Virtual worlds are not entertainment media. There are entertainments within them, but the worlds themselves are neutral. That's true of Decentraland, Second Life, Sominium Space, and even VRchat. You have to make your own fun. Or find some place where someone else has made something fun.

The world itself is completely indifferent to you. It's not like playing a game, where the game forces you to do something immediately. It's like arriving in a new city on a bus and being dropped off at the big bus station. (Second Life's Social Island 10 is the Port Authority Bus Terminal of Second Life.)

This completely throws many new users. They want to be entertained, or told what to do. If your idea of a good time is being given access to a good workshop, Second Life can be very satisfying. Minecraft players do fine in SL. FPS gamers, not so much. If you're not very creative, it can be extremely frustrating. A majority of the population is not that creative.

Second Life has a social scene, and until you figure the place out, you're on the outside looking in. This drives many new users nuts. Some try being annoying. Then they discover the hard way how Second Life handles that. They get banned from a club by the club owner. They find that some clubs share ban lists, and now they're locked out of multiple venues. Anyone can ban anyone from their land for any reason, and Linden Lab will not interfere. Linden Lab itself does do some rule enforcement, but you have to file a complaint and wait a few days until the tiny Governance unit gets around to it. This is for situations where you'd call the cops in real life.
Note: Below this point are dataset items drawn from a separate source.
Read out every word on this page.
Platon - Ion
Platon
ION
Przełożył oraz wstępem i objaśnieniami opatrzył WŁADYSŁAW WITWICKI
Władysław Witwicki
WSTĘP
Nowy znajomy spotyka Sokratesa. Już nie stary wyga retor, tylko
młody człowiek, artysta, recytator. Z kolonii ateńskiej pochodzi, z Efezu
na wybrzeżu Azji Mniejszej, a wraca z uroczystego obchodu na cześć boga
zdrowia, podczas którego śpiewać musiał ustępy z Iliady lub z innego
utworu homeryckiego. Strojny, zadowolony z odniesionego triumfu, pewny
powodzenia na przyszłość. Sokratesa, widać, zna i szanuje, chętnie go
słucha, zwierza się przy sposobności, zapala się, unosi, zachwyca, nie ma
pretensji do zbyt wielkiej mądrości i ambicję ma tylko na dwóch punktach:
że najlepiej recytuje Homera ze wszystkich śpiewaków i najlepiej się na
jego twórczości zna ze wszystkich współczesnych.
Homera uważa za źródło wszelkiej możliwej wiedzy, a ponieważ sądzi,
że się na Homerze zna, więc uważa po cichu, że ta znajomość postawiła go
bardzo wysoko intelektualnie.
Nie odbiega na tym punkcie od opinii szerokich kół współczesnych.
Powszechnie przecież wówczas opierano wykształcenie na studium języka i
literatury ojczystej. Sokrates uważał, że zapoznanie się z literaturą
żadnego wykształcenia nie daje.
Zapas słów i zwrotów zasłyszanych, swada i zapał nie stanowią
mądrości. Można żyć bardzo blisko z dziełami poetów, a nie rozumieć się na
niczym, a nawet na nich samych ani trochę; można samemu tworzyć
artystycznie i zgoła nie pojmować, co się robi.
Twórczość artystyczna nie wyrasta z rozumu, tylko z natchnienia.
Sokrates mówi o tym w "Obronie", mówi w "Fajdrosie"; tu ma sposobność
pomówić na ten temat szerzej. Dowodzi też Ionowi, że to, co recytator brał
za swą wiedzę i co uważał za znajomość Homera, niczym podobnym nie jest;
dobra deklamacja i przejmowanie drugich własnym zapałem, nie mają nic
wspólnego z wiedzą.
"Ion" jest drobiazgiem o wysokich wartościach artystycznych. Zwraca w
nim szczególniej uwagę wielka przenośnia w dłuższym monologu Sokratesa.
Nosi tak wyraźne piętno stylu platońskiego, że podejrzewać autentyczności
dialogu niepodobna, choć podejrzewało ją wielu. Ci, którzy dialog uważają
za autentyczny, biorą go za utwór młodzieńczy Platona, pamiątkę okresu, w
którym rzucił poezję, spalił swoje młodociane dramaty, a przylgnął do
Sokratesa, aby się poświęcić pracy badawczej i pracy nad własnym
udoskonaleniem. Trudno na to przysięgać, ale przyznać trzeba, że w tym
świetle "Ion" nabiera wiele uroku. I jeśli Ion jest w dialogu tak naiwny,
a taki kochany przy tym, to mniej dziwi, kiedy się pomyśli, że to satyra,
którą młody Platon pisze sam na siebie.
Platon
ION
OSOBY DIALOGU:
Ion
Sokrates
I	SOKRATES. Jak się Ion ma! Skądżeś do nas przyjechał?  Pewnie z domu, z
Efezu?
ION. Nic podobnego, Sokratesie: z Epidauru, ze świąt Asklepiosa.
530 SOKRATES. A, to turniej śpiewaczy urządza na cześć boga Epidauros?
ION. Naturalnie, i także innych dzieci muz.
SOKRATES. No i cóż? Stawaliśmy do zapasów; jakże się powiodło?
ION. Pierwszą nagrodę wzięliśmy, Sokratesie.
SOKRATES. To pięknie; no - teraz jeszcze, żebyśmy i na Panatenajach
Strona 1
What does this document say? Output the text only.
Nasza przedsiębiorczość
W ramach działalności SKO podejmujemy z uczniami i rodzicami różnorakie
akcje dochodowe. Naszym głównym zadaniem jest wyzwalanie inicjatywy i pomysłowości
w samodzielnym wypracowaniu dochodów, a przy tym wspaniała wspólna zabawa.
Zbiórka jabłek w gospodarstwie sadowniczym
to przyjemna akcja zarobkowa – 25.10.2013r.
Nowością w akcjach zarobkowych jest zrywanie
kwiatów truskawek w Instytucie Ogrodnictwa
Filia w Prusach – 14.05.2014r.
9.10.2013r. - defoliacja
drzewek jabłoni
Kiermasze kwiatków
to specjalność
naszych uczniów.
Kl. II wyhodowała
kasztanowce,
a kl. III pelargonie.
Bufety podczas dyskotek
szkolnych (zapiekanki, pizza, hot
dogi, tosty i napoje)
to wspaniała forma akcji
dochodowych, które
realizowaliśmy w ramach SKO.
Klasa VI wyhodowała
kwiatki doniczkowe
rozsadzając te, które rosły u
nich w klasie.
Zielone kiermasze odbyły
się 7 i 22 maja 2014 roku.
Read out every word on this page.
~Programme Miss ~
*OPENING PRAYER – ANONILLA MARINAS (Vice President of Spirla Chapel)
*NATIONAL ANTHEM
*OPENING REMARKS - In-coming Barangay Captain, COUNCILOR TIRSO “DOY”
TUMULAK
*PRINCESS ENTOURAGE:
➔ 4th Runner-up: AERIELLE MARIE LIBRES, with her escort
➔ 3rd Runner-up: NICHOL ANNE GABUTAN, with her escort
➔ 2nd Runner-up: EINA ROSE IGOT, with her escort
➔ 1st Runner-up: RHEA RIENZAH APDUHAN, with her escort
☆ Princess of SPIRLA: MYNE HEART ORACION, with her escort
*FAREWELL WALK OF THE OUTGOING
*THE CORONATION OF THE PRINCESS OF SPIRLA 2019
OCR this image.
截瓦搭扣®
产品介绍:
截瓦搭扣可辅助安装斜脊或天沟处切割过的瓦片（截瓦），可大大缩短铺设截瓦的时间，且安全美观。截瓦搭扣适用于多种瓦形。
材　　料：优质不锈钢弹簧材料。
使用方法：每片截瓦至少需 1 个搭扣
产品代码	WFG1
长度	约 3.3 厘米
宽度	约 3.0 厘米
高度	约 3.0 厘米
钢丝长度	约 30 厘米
There's no outsourced army of minimum wage moderators armed with ban hammers. It's all social pressure.

You can get a vehicle and just drive around. You'll pass houses, stores, gas stations, art galleries, coffee shops, farms, malls, vacant lots... Just like real life. It turns out that if you let people build, mostly they build familiar stuff. There are castles, fantasy areas and space stations, but mostly, people replicate suburban America.

Much of Second Life is rather banal. Linden Lab decided to build an island of unfurnished suburban houses with nice landscaping and rent them out, for people who wanted a pre-built lifestyle. After five expansions, there are now over 60,000 of those, with each user paying about US$100/year. People have parties, BBQs, and other suburban stuff. Really.

The technology is not the problem. Figuring out what to do once you have the technology is the problem.

2 comments

Thanks John. SL devs should check out Roblox, plenty of fun experiences in there.
Thank you for your post, I find it very fascinating.

I used to play MUDs back in the day and they had a protocol that, in theory, could allow you to move from MUD to MUD and transfer your character. I don't think it ever got really popular though, due to all the problems you can imagine from trying to seamlessly move between completely different MUDs. This is all from memory, so I could be mistaken about specifics.

When second life first came out I think I logged onto it a few times and then concluded it was a gimmick and haven't really been back since. I think your post explains very nicely why it never drew me in, I thought I was logging into a game.